Problem 6: Finding the Slope of a Line
What is the slope of the line passing through the points $(-2, 3)$ and $(4, -5)$?
Solution:
Using the slope formula: $m = \frac{y_2 - y_1}{x_2 - x_1}$
$$m = \frac{-5 - 3}{4 - (-2)} = \frac{-8}{6} = -\frac{4}{3}$$
The slope is $-\frac{4}{3}$.
Problem 7: Equation of a Line (Point-Slope Form)

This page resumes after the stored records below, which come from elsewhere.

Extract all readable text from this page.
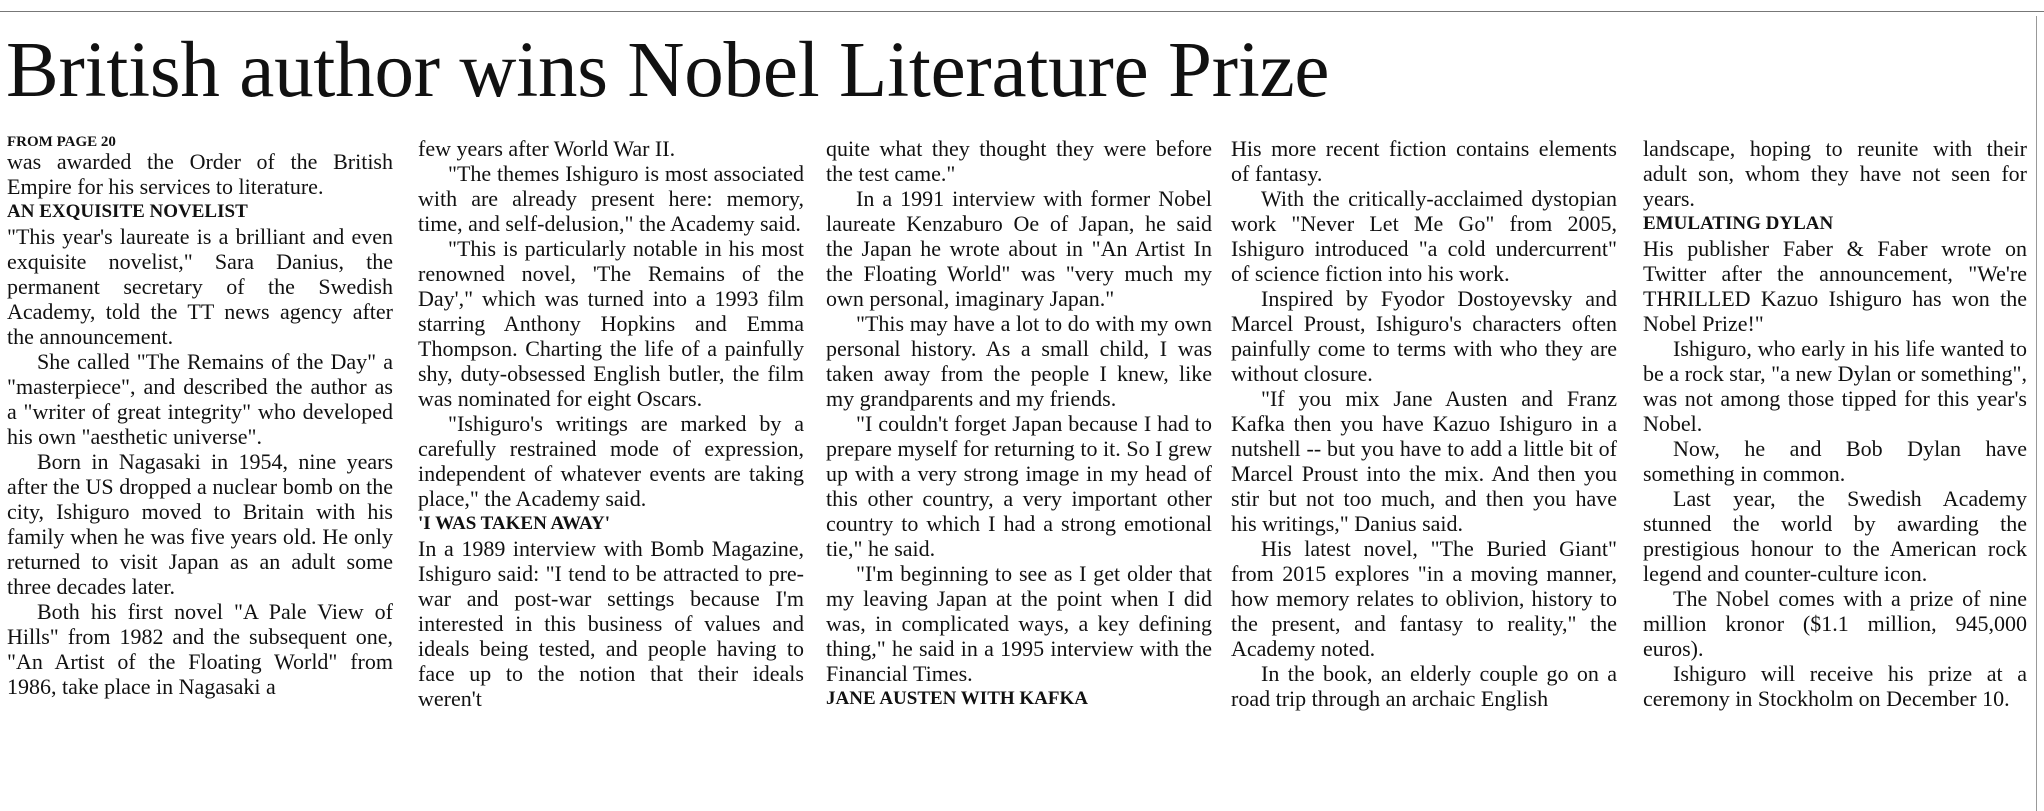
British author wins Nobel Literature Prize
FROM PAGE 20

was awarded the Order of the British Empire for his services to literature.

AN EXQUISITE NOVELIST

"This year's laureate is a brilliant and even exquisite novelist," Sara Danius, the permanent secretary of the Swedish Academy, told the TT news agency after the announcement.

She called "The Remains of the Day" a "masterpiece", and described the author as a "writer of great integrity" who developed his own "aesthetic universe".

Born in Nagasaki in 1954, nine years after the US dropped a nuclear bomb on the city, Ishiguro moved to Britain with his family when he was five years old. He only returned to visit Japan as an adult some three decades later.

Both his first novel "A Pale View of Hills" from 1982 and the subsequent one, "An Artist of the Floating World" from 1986, take place in Nagasaki a

few years after World War II.

"The themes Ishiguro is most associated with are already present here: memory, time, and self-delusion," the Academy said.

"This is particularly notable in his most renowned novel, 'The Remains of the Day'," which was turned into a 1993 film starring Anthony Hopkins and Emma Thompson. Charting the life of a painfully shy, duty-obsessed English butler, the film was nominated for eight Oscars.

"Ishiguro's writings are marked by a carefully restrained mode of expression, independent of whatever events are taking place," the Academy said.

'I WAS TAKEN AWAY'

In a 1989 interview with Bomb Magazine, Ishiguro said: "I tend to be attracted to pre-war and post-war settings because I'm interested in this business of values and ideals being tested, and people having to face up to the notion that their ideals weren't

quite what they thought they were before the test came."

In a 1991 interview with former Nobel laureate Kenzaburo Oe of Japan, he said the Japan he wrote about in "An Artist In the Floating World" was "very much my own personal, imaginary Japan."

"This may have a lot to do with my own personal history. As a small child, I was taken away from the people I knew, like my grandparents and my friends.

"I couldn't forget Japan because I had to prepare myself for returning to it. So I grew up with a very strong image in my head of this other country, a very important other country to which I had a strong emotional tie," he said.

"I'm beginning to see as I get older that my leaving Japan at the point when I did was, in complicated ways, a key defining thing," he said in a 1995 interview with the Financial Times.

JANE AUSTEN WITH KAFKA

His more recent fiction contains elements of fantasy.

With the critically-acclaimed dystopian work "Never Let Me Go" from 2005, Ishiguro introduced "a cold undercurrent" of science fiction into his work.

Inspired by Fyodor Dostoyevsky and Marcel Proust, Ishiguro's characters often painfully come to terms with who they are without closure.

"If you mix Jane Austen and Franz Kafka then you have Kazuo Ishiguro in a nutshell -- but you have to add a little bit of Marcel Proust into the mix. And then you stir but not too much, and then you have his writings," Danius said.

His latest novel, "The Buried Giant" from 2015 explores "in a moving manner, how memory relates to oblivion, history to the present, and fantasy to reality," the Academy noted.

In the book, an elderly couple go on a road trip through an archaic English

landscape, hoping to reunite with their adult son, whom they have not seen for years.

EMULATING DYLAN

His publisher Faber & Faber wrote on Twitter after the announcement, "We're THRILLED Kazuo Ishiguro has won the Nobel Prize!"

Ishiguro, who early in his life wanted to be a rock star, "a new Dylan or something", was not among those tipped for this year's Nobel.

Now, he and Bob Dylan have something in common.

Last year, the Swedish Academy stunned the world by awarding the prestigious honour to the American rock legend and counter-culture icon.

The Nobel comes with a prize of nine million kronor ($1.1 million, 945,000 euros).

Ishiguro will receive his prize at a ceremony in Stockholm on December 10.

Find the equation of the line passing through the point $(3, 4)$ with a slope of $2$.
Solution:
Using the point-slope form: $y - y_1 = m(x - x_1)$
Substitute $x_1=3, y_1=4, m=2$:
$$y - 4 = 2(x - 3)$$
$$y - 4 = 2x - 6 \implies 2x - y - 2 = 0$$
The equation of the line is $2x - y - 2 = 0$.
Problem 8: Equation of a Line (Two-Point Form)
Determine the equation of the line that passes through $(-1, 1)$ and $(2, -4)$.
Solution:
First, find the slope $m$:
$$m = \frac{-4 - 1}{2 - (-1)} = \frac{-5}{3}$$
Now use the point-slope form with $(-1, 1)$:
$$y - 1 = -\frac{5}{3}(x - (-1))$$
$$3(y - 1) = -5(x + 1) \implies 3y - 3 = -5x - 5$$
$$5x + 3y + 2 = 0$$
The equation is $5x + 3y + 2 = 0$.
Problem 9: Finding Intercepts
Find the x-intercept and y-intercept of the line $3x + 4y = 12$.
Solution:
To find the x-intercept, set $y = 0$:
$3x + 4(0) = 12 \implies 3x = 12 \implies x = 4$. The x-intercept is $(4, 0)$.
To find the y-intercept, set $x = 0$:
$3(0) + 4y = 12 \implies 4y = 12 \implies y = 3$. The y-intercept is $(0, 3)$.
Problem 10: Distance from a Point to a Line
Find the perpendicular distance from the point $(2, -1)$ to the line $3x + 4y - 10 = 0$.
Solution:
Using the formula $d = \frac{|Ax_1 + By_1 + C|}{\sqrt{A^2 + B^2}}$ where $A=3, B=4, C=-10$ and the point is $(2, -1)$.
$$d = \frac{|3(2) + 4(-1) - 10|}{\sqrt{3^2 + 4^2}}$$
$$d = \frac{|6 - 4 - 10|}{\sqrt{9 + 16}} = \frac{|-8|}{5} = \frac{8}{5}$$
The perpendicular distance is $1.6$ units.